Russia asking for IMF help is "off the table".
"Russia's not the same country that it used to be in 98, 99", when foreign-exchange reserves were as low as US$11 billion, compared with about US$374 billion now.
The level of reserves has dropped from US$470 billion at the end of 2013, as Russia reduces its stockpile to defend the currency.
Russia is in a "classic emerging-country crisis, almost of a textbook variety", said Alessandro Leipold, a former IMF official. "A currency collapse and capital flight caused primarily by a commodity price shock."
In such cases, "recourse to the IMF, and a likely debt restructuring, would be the archetypical response".
The possibility of Russia requesting a rescue package "any time soon" is zero, Leipold said.
"Putin will not ask, and nobody will prod him to do so."
Simonetta Nardin, a spokeswoman for the Washington-based IMF, said the fund "is closely monitoring developments in the foreign-exchange markets in Russia".
She declined to elaborate.
White House spokesman Josh Earnest said on Wednesday that US President Barack Obama will sign legislation passed by Congress last week that authorises - but doesn't require - the US to put more sanctions on Russia's energy industry and provide arms and other lethal aid to Ukraine's government.
The spillovers from Russia's crisis to the US are likely to be small, Federal Reserve chairwoman Janet Yellen said yesterday.
Russia does "consult substantively and positively with the IMF, but Russia does not need the money", and any approach to the fund would face rejection, said Anders Aslund, a former economic adviser to Russia and Ukraine.
"The West has a majority in the IMF, the US alone has a veto, so Russia cannot get any money from the IMF."
Putin is scheduled to address the nation at his annual press conference today, as Russians rush to convert their money into dollars and buy durable goods amid concerns over hyperinflation and possible government currency controls. Yet any approach to the IMF for aid would be unexpected.
Asking the IMF for help is "completely impossible - it will never happen", said Clifford Gaddy, an economist specialising in Russia at the Brookings Institution in Washington, who was an adviser to the Russian Finance Ministry in the 1990s.

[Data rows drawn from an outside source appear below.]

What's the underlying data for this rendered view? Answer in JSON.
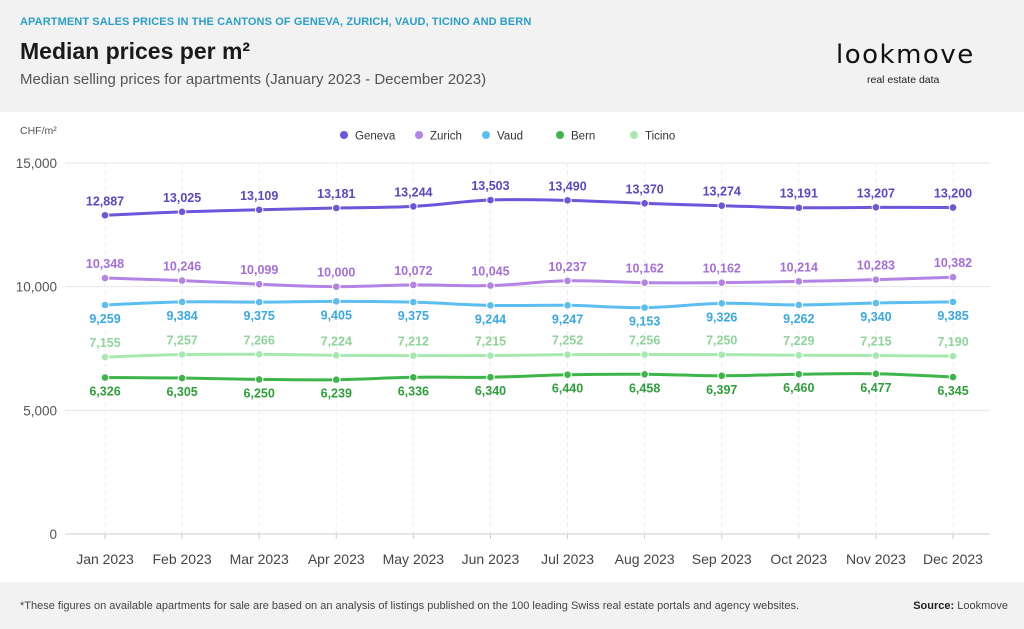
{
  "header": {
    "kicker": "APARTMENT SALES PRICES IN THE CANTONS OF GENEVA, ZURICH, VAUD, TICINO AND BERN",
    "title": "Median prices per m²",
    "subtitle": "Median selling prices for apartments (January 2023 - December 2023)"
  },
  "logo": {
    "wordmark": "lookmove",
    "tagline": "real estate data"
  },
  "footer": {
    "footnote": "*These figures on available apartments for sale are based on an analysis of listings published on the 100 leading Swiss real estate portals and agency websites.",
    "source_label": "Source:",
    "source_value": "Lookmove"
  },
  "chart_data": {
    "type": "line",
    "ylabel": "CHF/m²",
    "ylim": [
      0,
      15000
    ],
    "yticks": [
      0,
      5000,
      10000,
      15000
    ],
    "ytick_labels": [
      "0",
      "5,000",
      "10,000",
      "15,000"
    ],
    "grid": true,
    "legend_position": "top",
    "categories": [
      "Jan 2023",
      "Feb 2023",
      "Mar 2023",
      "Apr 2023",
      "May 2023",
      "Jun 2023",
      "Jul 2023",
      "Aug 2023",
      "Sep 2023",
      "Oct 2023",
      "Nov 2023",
      "Dec 2023"
    ],
    "series": [
      {
        "name": "Geneva",
        "color": "#6f55dc",
        "label_color": "#5a48c4",
        "label_position": "above",
        "values": [
          12887,
          13025,
          13109,
          13181,
          13244,
          13503,
          13490,
          13370,
          13274,
          13191,
          13207,
          13200
        ]
      },
      {
        "name": "Zurich",
        "color": "#b383e6",
        "label_color": "#a36fdb",
        "label_position": "above",
        "values": [
          10348,
          10246,
          10099,
          10000,
          10072,
          10045,
          10237,
          10162,
          10162,
          10214,
          10283,
          10382
        ]
      },
      {
        "name": "Vaud",
        "color": "#5cbdf0",
        "label_color": "#3aa8e3",
        "label_position": "below",
        "values": [
          9259,
          9384,
          9375,
          9405,
          9375,
          9244,
          9247,
          9153,
          9326,
          9262,
          9340,
          9385
        ]
      },
      {
        "name": "Bern",
        "color": "#3db54a",
        "label_color": "#2e9f3a",
        "label_position": "below",
        "values": [
          6326,
          6305,
          6250,
          6239,
          6336,
          6340,
          6440,
          6458,
          6397,
          6460,
          6477,
          6345
        ]
      },
      {
        "name": "Ticino",
        "color": "#a7e8b0",
        "label_color": "#8fd49a",
        "label_position": "above",
        "values": [
          7155,
          7257,
          7266,
          7224,
          7212,
          7215,
          7252,
          7256,
          7250,
          7229,
          7215,
          7190
        ]
      }
    ]
  }
}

Gaddy said: "No more debt enslavement" has been a fundamental tenet of Putin's rule and foreign policy.
Q&A: Financial crisis
What is happening?
Russia's currency has lost half its value and investors are pulling out billions of dollars.
Why?
The country annexed Crimea, prompting the US and EU to impose sanctions. The price of its biggest export, oil, has plunged.
Will it ask for help?
The US has a veto and Russia has enough reserves, US$374 billion ($486 billion), not to qualify for an IMF bailout.
What happens next?
Putin is to address the nation today as Russians rush to convert money into dollars and buy durable goods.